Les infrastructures doivent rester en phase avec la technologie
Selon John Paul MacDuffie, le plus grand obstacle à surmonter est liéaux infrastructures. En même temps que la technologie électrique se développe, ces voitures électriques devront être rechargées, à la fois chez les automobilistes et sur la route. Comment l’industrie va-t-elle répondre à ces besoins ? Les acteurs majeurs n’ont pas encore la réponse à l’heure actuelle.
« Nous sommes en quelque sorte confrontés au scénario de l’œuf et de la poule. Les avancées dans divers domaines doivent être nécessairement simultanées pour créer un point de bascule. »
Une grande partie des activités de la Chaire Armand Peugeot de l’ESSEC est consacré au défi du branchement de la voiture au réseau : où branchera-t-on les voitures, comment le réseau électrique sera-t-il organisé et cela poussera-t-il les gens à acheter une voiture électrique ?
Ce sera un nouvel obstacle à la fois pour les constructeurs et les propriétaires de voitures électriques : sur quels mécanismes la relation entre les deux acteurs se basera-t-elle ?

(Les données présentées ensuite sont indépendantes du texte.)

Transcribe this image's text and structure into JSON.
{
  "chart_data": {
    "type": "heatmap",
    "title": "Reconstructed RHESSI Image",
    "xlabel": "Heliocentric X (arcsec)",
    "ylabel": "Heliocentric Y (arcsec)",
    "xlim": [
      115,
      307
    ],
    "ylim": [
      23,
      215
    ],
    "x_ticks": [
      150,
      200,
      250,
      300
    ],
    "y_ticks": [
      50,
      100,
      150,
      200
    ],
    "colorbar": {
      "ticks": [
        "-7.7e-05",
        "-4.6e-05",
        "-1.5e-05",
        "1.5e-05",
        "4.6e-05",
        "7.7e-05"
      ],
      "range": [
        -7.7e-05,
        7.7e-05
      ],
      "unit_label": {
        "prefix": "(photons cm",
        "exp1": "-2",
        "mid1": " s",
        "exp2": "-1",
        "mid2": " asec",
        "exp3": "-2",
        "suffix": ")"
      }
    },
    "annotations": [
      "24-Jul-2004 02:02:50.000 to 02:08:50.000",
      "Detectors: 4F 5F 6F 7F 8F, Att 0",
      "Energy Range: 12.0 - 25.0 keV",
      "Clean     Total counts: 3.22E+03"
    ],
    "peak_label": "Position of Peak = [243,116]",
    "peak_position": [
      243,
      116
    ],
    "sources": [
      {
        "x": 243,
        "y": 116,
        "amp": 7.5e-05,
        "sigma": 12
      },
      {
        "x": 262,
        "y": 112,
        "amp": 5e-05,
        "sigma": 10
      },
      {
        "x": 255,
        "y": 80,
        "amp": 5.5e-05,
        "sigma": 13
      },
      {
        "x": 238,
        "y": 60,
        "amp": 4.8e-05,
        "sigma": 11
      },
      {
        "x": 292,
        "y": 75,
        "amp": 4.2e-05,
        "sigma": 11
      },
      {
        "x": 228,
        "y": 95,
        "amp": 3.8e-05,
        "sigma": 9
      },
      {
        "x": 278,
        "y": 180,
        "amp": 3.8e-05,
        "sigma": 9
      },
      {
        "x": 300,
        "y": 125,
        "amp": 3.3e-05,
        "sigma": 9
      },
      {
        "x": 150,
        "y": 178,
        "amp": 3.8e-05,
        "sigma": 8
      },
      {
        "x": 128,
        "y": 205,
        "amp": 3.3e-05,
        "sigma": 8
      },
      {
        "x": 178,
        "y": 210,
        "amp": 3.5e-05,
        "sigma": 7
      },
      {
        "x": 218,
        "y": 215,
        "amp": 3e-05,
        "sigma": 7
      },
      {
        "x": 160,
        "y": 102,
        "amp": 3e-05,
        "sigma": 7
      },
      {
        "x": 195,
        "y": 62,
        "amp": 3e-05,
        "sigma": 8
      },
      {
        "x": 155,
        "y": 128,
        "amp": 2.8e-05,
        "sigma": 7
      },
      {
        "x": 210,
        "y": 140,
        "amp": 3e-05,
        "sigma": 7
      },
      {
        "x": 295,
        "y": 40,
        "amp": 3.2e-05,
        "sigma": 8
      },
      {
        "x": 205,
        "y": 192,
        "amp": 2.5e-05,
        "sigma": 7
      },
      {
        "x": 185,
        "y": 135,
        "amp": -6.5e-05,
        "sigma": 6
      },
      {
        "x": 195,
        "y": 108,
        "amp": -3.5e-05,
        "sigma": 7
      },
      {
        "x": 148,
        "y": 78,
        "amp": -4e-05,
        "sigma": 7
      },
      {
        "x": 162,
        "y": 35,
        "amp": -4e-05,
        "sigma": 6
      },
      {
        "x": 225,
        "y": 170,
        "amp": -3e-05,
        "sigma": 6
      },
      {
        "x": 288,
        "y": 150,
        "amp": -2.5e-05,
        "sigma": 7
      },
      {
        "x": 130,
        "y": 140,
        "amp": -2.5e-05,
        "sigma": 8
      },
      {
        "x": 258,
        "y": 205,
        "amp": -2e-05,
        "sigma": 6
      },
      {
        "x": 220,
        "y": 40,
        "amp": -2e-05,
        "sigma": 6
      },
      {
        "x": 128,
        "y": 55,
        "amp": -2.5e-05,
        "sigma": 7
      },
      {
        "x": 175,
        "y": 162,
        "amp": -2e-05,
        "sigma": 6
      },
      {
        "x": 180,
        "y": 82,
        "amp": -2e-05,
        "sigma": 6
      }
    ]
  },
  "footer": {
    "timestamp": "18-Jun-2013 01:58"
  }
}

La popularité des voitures hybrides sera un obstacle pour le développement à court terme des voitures électriques
La technologie hybride peut apparaître comme un pas infime entre le paradigme des énergies fossiles et celui de la mobilité électrique. Néanmoins, en raison de la montée de la popularité des voitures hybrides, les propriétaires de voitures à essence se sentiront moins incités à passer directement aux voitures électriques. Cela peut même ralentir sur le court terme la montée du paradigme de l’électro-mobilité.
Sur le long terme, tous ces changements font partie d’un mouvement de fond qui éloignera de plus en plus les automobilistes et les constructeurs du paradigme des énergies fossiles, auxquels ils étaient au départ habitués.